Development of a floating Vertical Axis Wind Turbine for the Mediterranean Sea

Abstract Differently from Horizontal Axis Wind Turbines (HAWTs), which are the reference technologies in the wind market for their reliability and maturity, Vertical Axis Wind Turbine (VAWT) applications are related to small-scale contexts, such as providing electricity in isolated areas or urban settings. Consequently, the capacity of VAWTs results significantly lower than the order of megawatts and does not exceed a few tens of kilowatts. A promising field of application for VAWTs is the floating offshore: among the main advantages there are an increased static stability, by placing the rotor-nacelle assembly (RNA) at the base of the VAWT and reduced operational and maintenance (O&M) costs. Moreover, the different wake dynamics allows to reduce the aerodynamic losses, allowing closer turbine installations.
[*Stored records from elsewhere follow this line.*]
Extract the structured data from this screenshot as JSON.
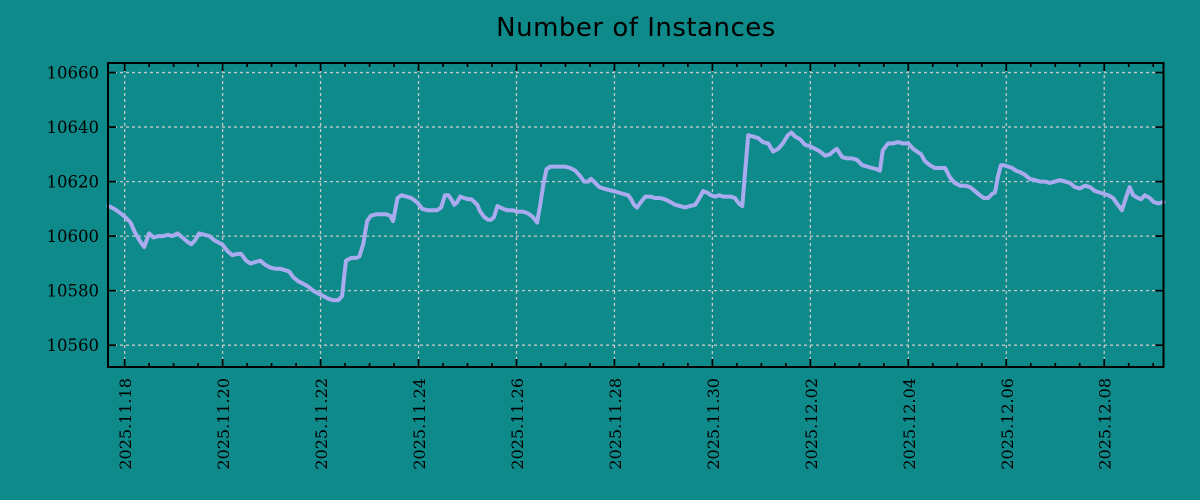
{
  "chart_data": {
    "type": "line",
    "title": "Number of Instances",
    "grid": true,
    "legend": "none",
    "colors": {
      "background": "#0f8a8a",
      "line": "#aaabef",
      "grid": "#c6c6c6",
      "axis": "#000000",
      "text": "#000000"
    },
    "x_axis": {
      "tick_labels": [
        "2025.11.18",
        "2025.11.20",
        "2025.11.22",
        "2025.11.24",
        "2025.11.26",
        "2025.11.28",
        "2025.11.30",
        "2025.12.02",
        "2025.12.04",
        "2025.12.06",
        "2025.12.08"
      ],
      "tick_days": [
        0,
        2,
        4,
        6,
        8,
        10,
        12,
        14,
        16,
        18,
        20
      ],
      "minor_step_days": 0.5,
      "range_days": [
        -0.34,
        21.21
      ]
    },
    "y_axis": {
      "ticks": [
        10560,
        10580,
        10600,
        10620,
        10640,
        10660
      ],
      "range": [
        10552,
        10663.5
      ]
    },
    "series": [
      {
        "name": "instances",
        "points": [
          [
            -0.33,
            10611
          ],
          [
            -0.21,
            10610
          ],
          [
            -0.09,
            10608.5
          ],
          [
            0.01,
            10607
          ],
          [
            0.12,
            10605
          ],
          [
            0.22,
            10601
          ],
          [
            0.32,
            10598
          ],
          [
            0.4,
            10596
          ],
          [
            0.5,
            10601
          ],
          [
            0.59,
            10599.5
          ],
          [
            0.69,
            10600
          ],
          [
            0.79,
            10600
          ],
          [
            0.89,
            10600.5
          ],
          [
            0.97,
            10600
          ],
          [
            1.08,
            10601
          ],
          [
            1.18,
            10599.5
          ],
          [
            1.28,
            10598
          ],
          [
            1.36,
            10597
          ],
          [
            1.44,
            10598.5
          ],
          [
            1.52,
            10601
          ],
          [
            1.63,
            10600.5
          ],
          [
            1.73,
            10600
          ],
          [
            1.83,
            10598.5
          ],
          [
            1.93,
            10597.5
          ],
          [
            1.99,
            10597
          ],
          [
            2.1,
            10594.5
          ],
          [
            2.2,
            10593
          ],
          [
            2.3,
            10593.5
          ],
          [
            2.38,
            10593.5
          ],
          [
            2.48,
            10591
          ],
          [
            2.57,
            10590
          ],
          [
            2.67,
            10590.5
          ],
          [
            2.77,
            10591
          ],
          [
            2.87,
            10589.5
          ],
          [
            2.97,
            10588.5
          ],
          [
            3.08,
            10588
          ],
          [
            3.18,
            10588
          ],
          [
            3.28,
            10587.5
          ],
          [
            3.36,
            10587
          ],
          [
            3.44,
            10585
          ],
          [
            3.54,
            10583.5
          ],
          [
            3.65,
            10582.5
          ],
          [
            3.75,
            10581.5
          ],
          [
            3.85,
            10580
          ],
          [
            3.95,
            10579
          ],
          [
            4.06,
            10578
          ],
          [
            4.16,
            10577
          ],
          [
            4.26,
            10576.5
          ],
          [
            4.36,
            10576.5
          ],
          [
            4.44,
            10578
          ],
          [
            4.48,
            10585
          ],
          [
            4.52,
            10591
          ],
          [
            4.63,
            10592
          ],
          [
            4.73,
            10592
          ],
          [
            4.79,
            10592.5
          ],
          [
            4.87,
            10597
          ],
          [
            4.95,
            10605.5
          ],
          [
            5.03,
            10607.5
          ],
          [
            5.14,
            10608
          ],
          [
            5.24,
            10608
          ],
          [
            5.34,
            10608
          ],
          [
            5.42,
            10607.5
          ],
          [
            5.48,
            10605.5
          ],
          [
            5.57,
            10614
          ],
          [
            5.65,
            10615
          ],
          [
            5.75,
            10614.5
          ],
          [
            5.85,
            10614
          ],
          [
            5.93,
            10613
          ],
          [
            5.99,
            10612
          ],
          [
            6.08,
            10610
          ],
          [
            6.18,
            10609.5
          ],
          [
            6.28,
            10609.5
          ],
          [
            6.38,
            10609.5
          ],
          [
            6.46,
            10610.5
          ],
          [
            6.54,
            10615
          ],
          [
            6.61,
            10615
          ],
          [
            6.67,
            10613.5
          ],
          [
            6.73,
            10611.5
          ],
          [
            6.79,
            10612.5
          ],
          [
            6.85,
            10614.5
          ],
          [
            6.93,
            10614
          ],
          [
            7.01,
            10613.5
          ],
          [
            7.08,
            10613.5
          ],
          [
            7.14,
            10612.5
          ],
          [
            7.2,
            10611.5
          ],
          [
            7.26,
            10609
          ],
          [
            7.34,
            10607
          ],
          [
            7.42,
            10606
          ],
          [
            7.48,
            10606
          ],
          [
            7.54,
            10607
          ],
          [
            7.61,
            10611
          ],
          [
            7.67,
            10610.5
          ],
          [
            7.73,
            10610
          ],
          [
            7.81,
            10609.5
          ],
          [
            7.91,
            10609.5
          ],
          [
            8.01,
            10609
          ],
          [
            8.12,
            10609
          ],
          [
            8.22,
            10608.5
          ],
          [
            8.3,
            10607.5
          ],
          [
            8.36,
            10606.5
          ],
          [
            8.42,
            10605
          ],
          [
            8.48,
            10611
          ],
          [
            8.55,
            10619
          ],
          [
            8.61,
            10624.5
          ],
          [
            8.69,
            10625.5
          ],
          [
            8.79,
            10625.5
          ],
          [
            8.89,
            10625.5
          ],
          [
            8.99,
            10625.5
          ],
          [
            9.1,
            10625
          ],
          [
            9.2,
            10624
          ],
          [
            9.3,
            10622
          ],
          [
            9.38,
            10620
          ],
          [
            9.46,
            10620
          ],
          [
            9.52,
            10621
          ],
          [
            9.61,
            10619.5
          ],
          [
            9.69,
            10618
          ],
          [
            9.77,
            10617.5
          ],
          [
            9.87,
            10617
          ],
          [
            9.97,
            10616.5
          ],
          [
            10.08,
            10616
          ],
          [
            10.18,
            10615.5
          ],
          [
            10.28,
            10615
          ],
          [
            10.34,
            10613.5
          ],
          [
            10.4,
            10611.5
          ],
          [
            10.46,
            10610.5
          ],
          [
            10.52,
            10612
          ],
          [
            10.63,
            10614.5
          ],
          [
            10.73,
            10614.5
          ],
          [
            10.83,
            10614
          ],
          [
            10.93,
            10614
          ],
          [
            11.03,
            10613.5
          ],
          [
            11.14,
            10612.5
          ],
          [
            11.24,
            10611.5
          ],
          [
            11.34,
            10611
          ],
          [
            11.44,
            10610.5
          ],
          [
            11.54,
            10611
          ],
          [
            11.65,
            10611.5
          ],
          [
            11.75,
            10614.5
          ],
          [
            11.81,
            10616.5
          ],
          [
            11.89,
            10616
          ],
          [
            11.97,
            10615
          ],
          [
            12.06,
            10614.5
          ],
          [
            12.14,
            10615
          ],
          [
            12.22,
            10614.5
          ],
          [
            12.3,
            10614.5
          ],
          [
            12.38,
            10614.5
          ],
          [
            12.46,
            10614
          ],
          [
            12.54,
            10612
          ],
          [
            12.61,
            10611
          ],
          [
            12.67,
            10624
          ],
          [
            12.73,
            10637
          ],
          [
            12.83,
            10636.5
          ],
          [
            12.93,
            10636
          ],
          [
            13.03,
            10634.5
          ],
          [
            13.14,
            10634
          ],
          [
            13.24,
            10631
          ],
          [
            13.34,
            10632
          ],
          [
            13.44,
            10634
          ],
          [
            13.54,
            10637
          ],
          [
            13.61,
            10638
          ],
          [
            13.69,
            10636.5
          ],
          [
            13.79,
            10635.5
          ],
          [
            13.89,
            10633.5
          ],
          [
            13.99,
            10633
          ],
          [
            14.1,
            10632
          ],
          [
            14.2,
            10631
          ],
          [
            14.3,
            10629.5
          ],
          [
            14.4,
            10630
          ],
          [
            14.46,
            10631
          ],
          [
            14.54,
            10632
          ],
          [
            14.65,
            10629
          ],
          [
            14.75,
            10628.5
          ],
          [
            14.85,
            10628.5
          ],
          [
            14.95,
            10628
          ],
          [
            15.06,
            10626
          ],
          [
            15.16,
            10625.5
          ],
          [
            15.26,
            10625
          ],
          [
            15.36,
            10624.5
          ],
          [
            15.42,
            10624
          ],
          [
            15.48,
            10631.5
          ],
          [
            15.59,
            10634
          ],
          [
            15.69,
            10634
          ],
          [
            15.79,
            10634.5
          ],
          [
            15.89,
            10634
          ],
          [
            16,
            10634
          ],
          [
            16.1,
            10632
          ],
          [
            16.18,
            10631
          ],
          [
            16.26,
            10630
          ],
          [
            16.34,
            10627.5
          ],
          [
            16.44,
            10626
          ],
          [
            16.54,
            10625
          ],
          [
            16.65,
            10625
          ],
          [
            16.75,
            10625
          ],
          [
            16.85,
            10621.5
          ],
          [
            16.95,
            10619.5
          ],
          [
            17.06,
            10618.5
          ],
          [
            17.16,
            10618.5
          ],
          [
            17.26,
            10618
          ],
          [
            17.36,
            10616.5
          ],
          [
            17.46,
            10615
          ],
          [
            17.54,
            10614
          ],
          [
            17.63,
            10614
          ],
          [
            17.71,
            10615.5
          ],
          [
            17.77,
            10616
          ],
          [
            17.83,
            10622
          ],
          [
            17.89,
            10626
          ],
          [
            17.95,
            10626
          ],
          [
            18.04,
            10625.5
          ],
          [
            18.12,
            10625
          ],
          [
            18.2,
            10624
          ],
          [
            18.28,
            10623.5
          ],
          [
            18.38,
            10622.5
          ],
          [
            18.48,
            10621
          ],
          [
            18.59,
            10620.5
          ],
          [
            18.69,
            10620
          ],
          [
            18.79,
            10620
          ],
          [
            18.89,
            10619.5
          ],
          [
            18.99,
            10620
          ],
          [
            19.1,
            10620.5
          ],
          [
            19.2,
            10620
          ],
          [
            19.3,
            10619.5
          ],
          [
            19.4,
            10618
          ],
          [
            19.5,
            10617.5
          ],
          [
            19.61,
            10618.5
          ],
          [
            19.71,
            10618
          ],
          [
            19.81,
            10616.5
          ],
          [
            19.91,
            10616
          ],
          [
            19.99,
            10615.5
          ],
          [
            20.08,
            10615
          ],
          [
            20.18,
            10614
          ],
          [
            20.28,
            10611.5
          ],
          [
            20.36,
            10609.5
          ],
          [
            20.46,
            10615
          ],
          [
            20.52,
            10618
          ],
          [
            20.59,
            10615
          ],
          [
            20.69,
            10614
          ],
          [
            20.75,
            10613.5
          ],
          [
            20.83,
            10615
          ],
          [
            20.93,
            10614
          ],
          [
            21.01,
            10612.5
          ],
          [
            21.1,
            10612
          ],
          [
            21.21,
            10612.5
          ]
        ]
      }
    ]
  }
}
However, to be competitive with floating HAWTs, it is necessary to have numerical models for the analysis and simulation of multi-megawatt VAWTs. This paper aims to introduce a time domain model of a floating vertical axis wind turbine, developed within the Matlab-Simscape environment. The model comprises an aerodynamics module, based on Double Multiple Stream Tube theory while hydrodynamics is modelled using WEC-Sim. A case study, involving a Darrieus H-rotor VAWT tested in the Mediterranean Sea and supported by a semi-sub foundation, the OC4-DeepCwind, is introduced. The results obtained are compared with those from QBlade, an software developed by TU Berlin, demonstrating a good agreement between the two codes.